Dolores | |
Author: | Jacqueline Susann |
Country: | United States |
Language: | English |
Publisher: | William Morrow and Company |
Pub Date: | 1976 |
Isbn: | 0-552-10538-4 |
Dolores is the final novel of American writer Jacqueline Susann. Published by William Morrow in 1976, it is a roman à clef based on the life of Jacqueline Kennedy.[1] It first appeared in the February 1974 issue of the Ladies' Home Journal, seven months before Susann's death from cancer.
The beautiful and fashionable Dolores Cortez Ryan is widowed when her husband, U.S. President James Ryan, is gunned down in New Orleans. After a year in seclusion, Dolores takes tentative steps back into the world, by having affairs first with a screenwriter, and then with Barry Haines, an attorney who likes rich women, but doesn't consider Dolores—with just $30,000 a year—quite rich enough. Finally, Dolores agrees to marry a fabulously wealthy shipping tycoon, who leaves her on their wedding night to go to his mistress.
The book, in actuality a novella, is by far the shortest fiction of Susann's career, at just 201 pages. Susann wrote the story for the Ladies' Home Journal, and it was first published in that magazine's February 1974 issue. Journal editor Lenore Hershey had asked Susann to write a piece about Jacqueline Kennedy Onassis ("Jackie S on Jackie O"), but Susann was unwilling to devote her time to research as she was seriously ill with cancer.[2]
The Journal had offered Susann $20,000 for 20,000 words, but the manuscript she turned in was nearly 38,000 words. It was cut by Journal editors, but the excisions were restored when the story was published in book form.[3] Certain details were changed in the book (for example, in the original story, Dolores's husband, Jimmy Ryan, is felled by a heart attack, not by an assassin's bullet). Rumors that film critic (and friend of Susann) Rex Reed rewrote the work are unsubstantiated.
The book is dedicated to the author's mother, Rose Susann (1892–1981).
As always with Jacqueline Susann's novels, the critics were harsh.

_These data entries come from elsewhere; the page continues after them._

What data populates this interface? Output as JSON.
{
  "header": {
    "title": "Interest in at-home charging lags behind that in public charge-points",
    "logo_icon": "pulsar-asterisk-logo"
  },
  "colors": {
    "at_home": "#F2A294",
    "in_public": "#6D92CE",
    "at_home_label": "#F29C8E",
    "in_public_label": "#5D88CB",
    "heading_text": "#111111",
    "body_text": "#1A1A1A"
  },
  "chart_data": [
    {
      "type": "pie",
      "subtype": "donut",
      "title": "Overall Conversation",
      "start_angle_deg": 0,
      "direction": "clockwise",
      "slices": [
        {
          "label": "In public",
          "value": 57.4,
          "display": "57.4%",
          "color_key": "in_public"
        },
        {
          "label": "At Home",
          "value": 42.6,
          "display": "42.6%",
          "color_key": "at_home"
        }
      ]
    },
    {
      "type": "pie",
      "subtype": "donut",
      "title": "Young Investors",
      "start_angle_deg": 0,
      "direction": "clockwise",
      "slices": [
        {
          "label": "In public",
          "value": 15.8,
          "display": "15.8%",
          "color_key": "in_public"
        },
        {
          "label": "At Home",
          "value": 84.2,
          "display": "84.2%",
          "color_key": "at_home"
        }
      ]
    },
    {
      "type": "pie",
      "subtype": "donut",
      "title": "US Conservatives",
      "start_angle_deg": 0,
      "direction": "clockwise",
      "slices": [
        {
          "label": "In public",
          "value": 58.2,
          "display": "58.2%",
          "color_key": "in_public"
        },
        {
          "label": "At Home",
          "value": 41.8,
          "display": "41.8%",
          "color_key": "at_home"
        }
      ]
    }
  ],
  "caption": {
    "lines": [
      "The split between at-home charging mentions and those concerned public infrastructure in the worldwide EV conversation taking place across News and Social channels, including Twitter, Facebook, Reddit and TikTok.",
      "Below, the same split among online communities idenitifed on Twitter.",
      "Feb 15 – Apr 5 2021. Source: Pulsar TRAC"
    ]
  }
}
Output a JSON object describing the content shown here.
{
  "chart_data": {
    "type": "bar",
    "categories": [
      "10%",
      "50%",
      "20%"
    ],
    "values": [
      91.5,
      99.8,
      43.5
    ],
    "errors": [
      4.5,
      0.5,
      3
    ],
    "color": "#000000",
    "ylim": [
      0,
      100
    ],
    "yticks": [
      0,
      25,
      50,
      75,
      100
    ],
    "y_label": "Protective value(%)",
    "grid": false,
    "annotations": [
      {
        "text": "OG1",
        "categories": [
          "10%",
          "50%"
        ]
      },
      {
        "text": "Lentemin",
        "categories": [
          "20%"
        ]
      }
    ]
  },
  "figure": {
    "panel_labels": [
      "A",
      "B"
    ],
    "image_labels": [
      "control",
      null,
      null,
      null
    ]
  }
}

A reviewer for The New York Times wrote, "The novel is a fanzine version of clippings and rumors.... The writing is sluggish and the plot limp."[4] The reading public nonetheless embraced the book: the hardcover spent 25 weeks on the New York Times best seller list, peaking at #2 for seven consecutive weeks,[5] and becoming the third highest-selling novel of 1976, behind Leon Uris's Trinity and Agatha Christie's final mystery, Sleeping Murder.[6] The 1978 Bantam edition reached #1 on the Times paperback list.